Улыбнулась и пани Анна, а пани Оссолинская протянула свою выхоленную беленькую ручку, чтобы подрать за вихор дерзкого юношу, примостившегося у ее ног, да так и забыла ее в его мягких кудрях, продолжая разговор о претендентах на престол.

— Однако и король, наверное, не дремлет, пока мы тут собираемся изгнать его, — заметила Мнишек, взглядывая на жену воеводы, — и есть люди, которым планы его известны, но, к сожалению, эти люди мнят себя настолько выше других, что не считают нужным облегчить им их задачу — способствовать возрождению отчизны…

— Это вы на наш счет? — спокойно ответила пани Анна на брошенный ей вызов.

— А хотя бы и так? Как добрая полька, вы должны были бы примкнуть к нашей партии, мы желаем нашей родине величия и счастья.

— А кто вам сказал, что мы не желаем ей того же?

— С помощью России? — иронически подхватила Мнишек.

— С помощью тех, кто действительно нам может быть полезен. Я дивлюсь вам, пани! Вы требуете от нас сочувствия, а сами не можете сказать, кому и чему мы должны сочувствовать? Сойдитесь сначала на чем-нибудь, а уж потом ищите себе союзников.

— А вы на чем-нибудь сошлись с князем Репниным?

— Князь Репнин очень умен и неуклонно исполняет волю своей императрицы, а она знает, чего хочет, и бороться против нее трудно! — ответила Потоцкая и, помолчав, прибавила: — Салезий очень уважает князя.

— А также его святейшество епископ Солтык, — вставил аббатик, сладко нежась под щекотавшими его пальчиками.

— И епископ Солтык — умный человек, — согласилась пани Анна. — Он прекрасно сделал, что помирился с послом России, когда нам нужно содействие императрицы Екатерины.

— Ту же песню поет и Изабелла, чтобы оправдать свою связь с Репниным. Я это слышала от самой мадам де Кракови, — заметила Мнишек.

— Говорят, что ее влияние на князя начинает ослабевать, — сказала Поцей.

— Не верьте! Она крепче чем когда-либо держит русского медведя в руках.

— И охота ей пачкать свои хорошенькие ручки о гадкую шерсть русского медведя! — заметила со смехом Оссолинская.

— Русские медведи начинают входить в моду. На прошлой неделе у Браницких имел большой успех тоже русский зверь, здешний помещик Аратов.

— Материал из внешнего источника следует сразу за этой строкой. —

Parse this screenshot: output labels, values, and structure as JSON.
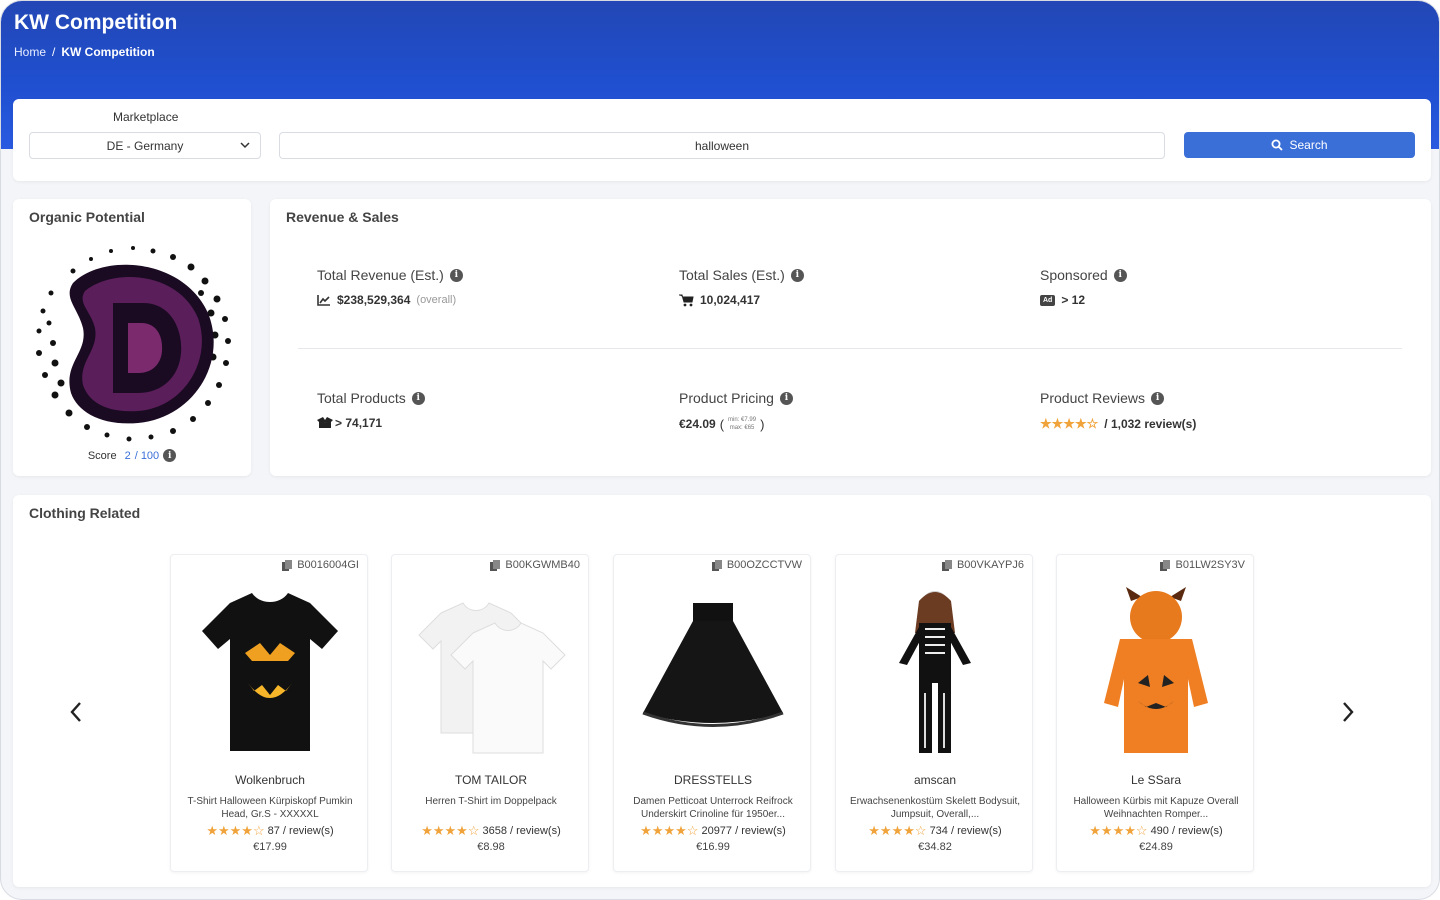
{
  "header": {
    "title": "KW Competition",
    "breadcrumb": {
      "home": "Home",
      "separator": "/",
      "current": "KW Competition"
    }
  },
  "search": {
    "marketplace_label": "Marketplace",
    "marketplace_value": "DE - Germany",
    "keyword_value": "halloween",
    "search_button": "Search"
  },
  "organic": {
    "title": "Organic Potential",
    "score_label": "Score",
    "score_value": "2",
    "score_max": "/ 100"
  },
  "revenue": {
    "title": "Revenue & Sales",
    "total_revenue_label": "Total Revenue (Est.)",
    "total_revenue_value": "$238,529,364",
    "total_revenue_sub": "(overall)",
    "total_sales_label": "Total Sales (Est.)",
    "total_sales_value": "10,024,417",
    "sponsored_label": "Sponsored",
    "sponsored_badge": "Ad",
    "sponsored_value": "> 12",
    "total_products_label": "Total Products",
    "total_products_value": "> 74,171",
    "pricing_label": "Product Pricing",
    "pricing_value": "€24.09",
    "pricing_min": "min: €7.99",
    "pricing_max": "max: €65",
    "reviews_label": "Product Reviews",
    "reviews_rating": 4,
    "reviews_value": "/  1,032 review(s)"
  },
  "clothing": {
    "title": "Clothing Related",
    "products": [
      {
        "asin": "B0016004GI",
        "brand": "Wolkenbruch",
        "title": "T-Shirt Halloween Kürpiskopf Pumkin Head, Gr.S - XXXXXL",
        "rating": 4,
        "reviews": "87 / review(s)",
        "price": "€17.99",
        "image": "tshirt-black-pumpkin"
      },
      {
        "asin": "B00KGWMB40",
        "brand": "TOM TAILOR",
        "title": "Herren T-Shirt im Doppelpack",
        "rating": 4,
        "reviews": "3658 / review(s)",
        "price": "€8.98",
        "image": "tshirt-white-pack"
      },
      {
        "asin": "B00OZCCTVW",
        "brand": "DRESSTELLS",
        "title": "Damen Petticoat Unterrock Reifrock Underskirt Crinoline für 1950er...",
        "rating": 4,
        "reviews": "20977 / review(s)",
        "price": "€16.99",
        "image": "petticoat-black"
      },
      {
        "asin": "B00VKAYPJ6",
        "brand": "amscan",
        "title": "Erwachsenenkostüm Skelett Bodysuit, Jumpsuit, Overall,...",
        "rating": 4,
        "reviews": "734 / review(s)",
        "price": "€34.82",
        "image": "skeleton-costume"
      },
      {
        "asin": "B01LW2SY3V",
        "brand": "Le SSara",
        "title": "Halloween Kürbis mit Kapuze Overall Weihnachten Romper...",
        "rating": 4,
        "reviews": "490 / review(s)",
        "price": "€24.89",
        "image": "pumpkin-romper"
      }
    ]
  },
  "colors": {
    "accent": "#3a6fd8",
    "header": "#2347b5",
    "star": "#f0a33a"
  }
}
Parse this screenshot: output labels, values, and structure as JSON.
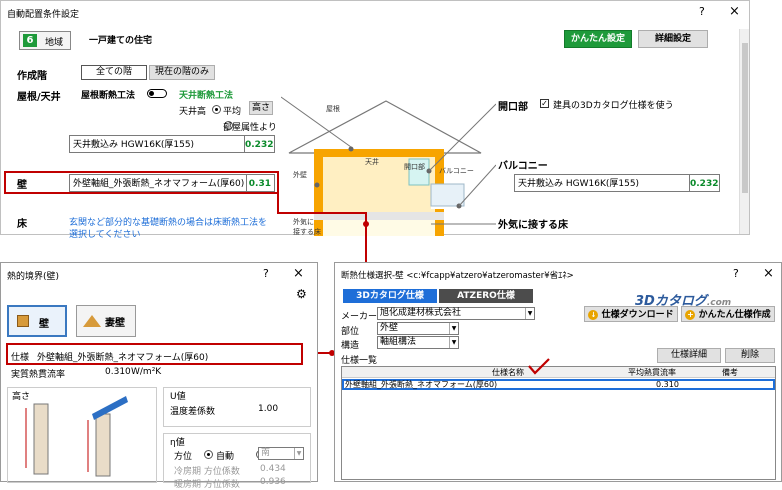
{
  "main": {
    "title": "自動配置条件設定",
    "help": "?",
    "close": "×",
    "region_number": "6",
    "region_label": "地域",
    "house_type": "一戸建ての住宅",
    "easy_button": "かんたん設定",
    "detail_button": "詳細設定",
    "floor_label": "作成階",
    "all_floors": "全ての階",
    "current_floor": "現在の階のみ",
    "roof_ceiling": "屋根/天井",
    "roof_insulation": "屋根断熱工法",
    "ceiling_insulation": "天井断熱工法",
    "ceiling_height": "天井高",
    "average": "平均",
    "height_btn": "高さ",
    "room_attr": "部屋属性より",
    "ceiling_spec": "天井敷込み HGW16K(厚155)",
    "ceiling_value": "0.232",
    "wall_label": "壁",
    "wall_spec": "外壁軸組_外張断熱_ネオマフォーム(厚60)",
    "wall_value": "0.31",
    "floor_section": "床",
    "floor_note": "玄関など部分的な基礎断熱の場合は床断熱工法を",
    "floor_note2": "選択してください",
    "opening": "開口部",
    "catalog_check": "建具の3Dカタログ仕様を使う",
    "balcony": "バルコニー",
    "balcony_spec": "天井敷込み HGW16K(厚155)",
    "balcony_value": "0.232",
    "outside_floor": "外気に接する床",
    "diagram": {
      "roof": "屋根",
      "ceiling": "天井",
      "opening": "開口部",
      "outer_wall": "外壁",
      "balcony": "バルコニー",
      "outside_a": "外気に",
      "outside_b": "接する床"
    }
  },
  "thermal": {
    "title": "熱的境界(壁)",
    "help": "?",
    "close": "×",
    "wall_tab": "壁",
    "gable_tab": "妻壁",
    "spec_label": "仕様",
    "spec_value": "外壁軸組_外張断熱_ネオマフォーム(厚60)",
    "heat_rate_label": "実質熱貫流率",
    "heat_rate_value": "0.310",
    "heat_rate_unit": "W/m²K",
    "height_label": "高さ",
    "u_value": "U値",
    "temp_coef": "温度差係数",
    "temp_coef_value": "1.00",
    "eta_value": "η値",
    "direction": "方位",
    "auto": "自動",
    "south": "南",
    "cooling": "冷房期 方位係数",
    "cooling_value": "0.434",
    "heating": "暖房期 方位係数",
    "heating_value": "0.936"
  },
  "spec": {
    "title": "断熱仕様選択-壁 <c:¥fcapp¥atzero¥atzeromaster¥省ｴﾈ>",
    "help": "?",
    "close": "×",
    "tab_catalog": "3Dカタログ仕様",
    "tab_atzero": "ATZERO仕様",
    "logo": "3Dカタログ",
    "logo_suffix": ".com",
    "maker_label": "メーカー",
    "maker_value": "旭化成建材株式会社",
    "part_label": "部位",
    "part_value": "外壁",
    "structure_label": "構造",
    "structure_value": "軸組構法",
    "download_btn": "仕様ダウンロード",
    "easy_create_btn": "かんたん仕様作成",
    "list_label": "仕様一覧",
    "detail_btn": "仕様詳細",
    "delete_btn": "削除",
    "col_name": "仕様名称",
    "col_rate": "平均熱貫流率",
    "col_note": "備考",
    "rows": [
      {
        "name": "外壁軸組_外張断熱_ネオマフォーム(厚60)",
        "rate": "0.310",
        "note": ""
      }
    ]
  },
  "colors": {
    "green": "#1e9a3a",
    "red": "#c00000",
    "orange": "#f7a400",
    "blue": "#1e6ed8"
  }
}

— Этого можно было бы скорее назвать лисицей! — сказала Поцей и хотела еще что-то прибавить, но легкий удар веером по руке и красноречивый взгляд, которым ей указывали на группу у окна, заставили ее остановиться.

— А разве это все еще продолжается? — шепотом спросила Мнишек, пригнувшись к аббатику и кивая на Розальскую, которая вспыхнула до ушей при имени Аратова.

Аббатик утвердительно кивнул, в то время как пани Анна, взглянув на свою ассистентку, укоризненно покачала головой. От этого немого упрека Розальская покраснела еще больше, и на глазах ее навернулись слезы.

Из всех обитательниц замка одна только Юльяния Розальская допускалась в интимное общество супруги воеводы. Пани Анна призывала на свою половину резиденток замка тогда только, когда была одна, что случалось очень редко. Вообще же она держалась на почтительной дистанции даже и от тех, которые были знатного происхождения и отданы в замок воеводы обедневшими родителями исключительно для полуры. Но Розальская всегда была ее любимицей, и она никогда не стеснялась отличать ее от других. Ее родные дочери и сын жили в отдельном флигеле, с иностранными гувернантками и гувернерами, под наблюдением доверенного аббата, и виделись с матерью тогда только, когда она посылала за ними, Юльянию же она поместила в комнату рядом со своей спальней и не расставалась с нею даже и тогда, когда ездила в Варшаву или за грницу. Ее доверие к Юльянии было так велико, что она позволяла ей играть с наследником Потоцких, Станиславом, воспитанием которого она занималась так ревниво, что даже родному отцу не позволяла в него вмешиваться. За всем, что касалось мальчика, а также и его сестер, привезенный ею из Рима аббат должен был обращаться к самой ясновельможной или к Юльянии, которая таким образом служила посредницей между госпожой и всем ее многочисленным штатом.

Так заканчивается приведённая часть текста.